Nurses from the Van Nuys Behavioral Health Hospital picket outside its doors to demand safer conditions for staff and patients. (Photo by Gabriel Arizon)

Nurses at Van Nuys Behavioral Health Hospital have voted to authorize a strike, citing concerns about patient safety, staffing, and worker retention issues. 

The vote, which was held during a picket outside the hospital entrance on Tuesday, Feb. 1, gives authority to the nurses’ contract bargaining team to move forward with a strike if they feel that negotiations are not yielding results.

If the nurses’ bargaining team calls for a strike, it could come as soon as Feb. 14.

A group of 20 nurses representing the SEIU Local 121RN union demonstrated outside the facility on Tuesday, saying contract negotiations to improve patient and worker safety have broken down.  Among the issues that nurses have raised to management are lax security, understaffing, burnout and lack of proper equipment.

The facility, also known as the Southern California Hospital at Van Nuys, is a psychiatric hospital that provides mental health services to adults on a voluntary basis.

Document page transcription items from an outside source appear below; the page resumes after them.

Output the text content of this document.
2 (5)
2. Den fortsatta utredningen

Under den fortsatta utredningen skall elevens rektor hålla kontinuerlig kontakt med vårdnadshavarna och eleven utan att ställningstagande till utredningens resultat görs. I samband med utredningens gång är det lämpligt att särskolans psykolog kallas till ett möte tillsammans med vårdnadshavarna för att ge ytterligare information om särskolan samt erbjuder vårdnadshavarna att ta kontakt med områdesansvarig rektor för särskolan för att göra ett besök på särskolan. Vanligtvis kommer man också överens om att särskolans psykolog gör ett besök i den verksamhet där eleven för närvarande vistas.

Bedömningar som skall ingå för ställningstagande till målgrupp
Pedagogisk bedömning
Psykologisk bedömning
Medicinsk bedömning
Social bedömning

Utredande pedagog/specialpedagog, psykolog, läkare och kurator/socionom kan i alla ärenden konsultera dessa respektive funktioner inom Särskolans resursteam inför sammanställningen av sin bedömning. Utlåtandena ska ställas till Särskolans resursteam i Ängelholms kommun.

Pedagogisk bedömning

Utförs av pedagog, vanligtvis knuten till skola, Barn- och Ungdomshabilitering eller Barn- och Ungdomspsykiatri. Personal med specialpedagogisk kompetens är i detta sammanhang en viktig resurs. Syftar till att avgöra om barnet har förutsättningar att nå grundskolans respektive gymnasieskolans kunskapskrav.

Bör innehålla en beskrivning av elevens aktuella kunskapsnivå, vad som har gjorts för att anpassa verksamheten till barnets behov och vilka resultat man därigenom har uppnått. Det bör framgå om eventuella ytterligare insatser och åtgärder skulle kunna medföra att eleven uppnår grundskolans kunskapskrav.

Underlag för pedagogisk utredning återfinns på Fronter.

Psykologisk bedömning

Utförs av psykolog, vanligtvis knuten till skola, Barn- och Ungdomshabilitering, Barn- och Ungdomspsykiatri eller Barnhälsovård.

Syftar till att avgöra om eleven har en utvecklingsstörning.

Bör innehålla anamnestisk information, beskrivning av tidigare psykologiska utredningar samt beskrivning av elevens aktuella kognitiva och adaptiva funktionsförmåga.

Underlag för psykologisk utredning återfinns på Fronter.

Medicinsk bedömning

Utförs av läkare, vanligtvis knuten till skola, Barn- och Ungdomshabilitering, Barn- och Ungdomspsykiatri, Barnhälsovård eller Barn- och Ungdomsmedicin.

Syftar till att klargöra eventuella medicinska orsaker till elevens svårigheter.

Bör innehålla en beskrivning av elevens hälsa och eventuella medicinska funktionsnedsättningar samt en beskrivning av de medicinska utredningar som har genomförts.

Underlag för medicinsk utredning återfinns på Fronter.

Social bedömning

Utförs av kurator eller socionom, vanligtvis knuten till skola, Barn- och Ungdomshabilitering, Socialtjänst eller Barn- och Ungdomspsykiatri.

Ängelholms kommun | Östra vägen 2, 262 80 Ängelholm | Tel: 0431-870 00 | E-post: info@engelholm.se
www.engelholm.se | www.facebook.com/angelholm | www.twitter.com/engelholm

“We continue to face insufficient staffing—too often we’re forced to take on more patients than what is legally deemed safe,” said Jan Burgos, a nurse in the Psych unit at the hospital. “We power through our twelve-hour shifts, but without the assurance that someone will relieve us at the end. We’re still reeling from the pressures we faced during the pandemic, which has taken a toll on our minds and bodies.”

According to Shelia Wells — a nurse who has worked at the hospital for seven years — the staff has been in conversation with management since October about these issues, but that management has “ignored” their demands.

In addition, nurses say, they are dealing with a lack of proper protective equipment (PPE). Wells stated that, along with a shortage of PPE, the hospital has not been keeping track of who has been in contact with COVID patients. This has led to multiple outbreaks, including Wells’ family.

In 2020, the hospital was fined over $20,000 by the federal agency OSHA (Occupational Safety and Health Administration) after nurses reported violations to regulatory agencies over the PPE insufficiency.

The combination of these issues, exacerbated by the pandemic, has left many nurses feeling burnt out and leaving the profession, union officials said.

“We’re striking because throughout this pandemic, we have been promised — not just compensation — but safety provisions and we’ve just been neglected and even now that we’re going through our contract, they’re not bargaining in good faith,” Wells said.

“They’re offering us really ridiculous [work] increases that shouldn’t be expected for nurses at all. We just feel really depleted.”

The hospital has security onsite in order to help manage patients that may turn aggressive. However, some nurses say, that security at the facility is too lax.

Rudy Barzola, a nurse and former supervisor who has worked at the hospital for nearly 23 years, was on the receiving end of one such aggressive patient. He described an incident where a patient attempted to throw a chair at a nurse when he was passing by. After grabbing the chair, the patient bit and attacked him, for which he was admitted to a hospital.

Barzola said security did nothing to help.

“If we get a patient on Friday, there are certain doctors that don’t work the weekend, so they don’t get seen … until Monday,” Barzola said. “So they have two days with no medication, and they’re super, super out of it. It’s unsafe. …  I’m a nurse. I’m not trained to subdue a patient.”

It is not just worker safety that has Barzola concerned, but that of patients as well.

He stated that the facility only has one isolation room for COVID patients, which becomes a problem when more than one person tests positive. Furthermore, the room is non-negative pressure.

According to News Medical, a negative pressure room is designed to prevent potentially contaminated air or other dangerous particles from flowing outside into non-contaminated areas while allowing clean air to flow inside.

Barzola stated that before the union came in three years ago, the hospital would lose at least two nurses a month. After they got the contract with the union, the facility was able to retain its nurses.

However, with the onset of the pandemic, union representatives said the workplace conditions reverted to how they once were and nurses have now looked elsewhere for better opportunities.

In a statement provided by hospital management, the facility will remain open and not be affected by union activity. It also states that management is “disappointed” in the route the union has taken, explaining that they have not given the bargaining process an ample chance to succeed and their actions have instead been counter-productive.

“While we respect the union and its representation of our employees, we do not support the disruptive environment that it is trying to create, especially during the pandemic,” the statement reads. “We are committed to bargaining in good faith to reach an agreement that is fair to both union members and our hospital.”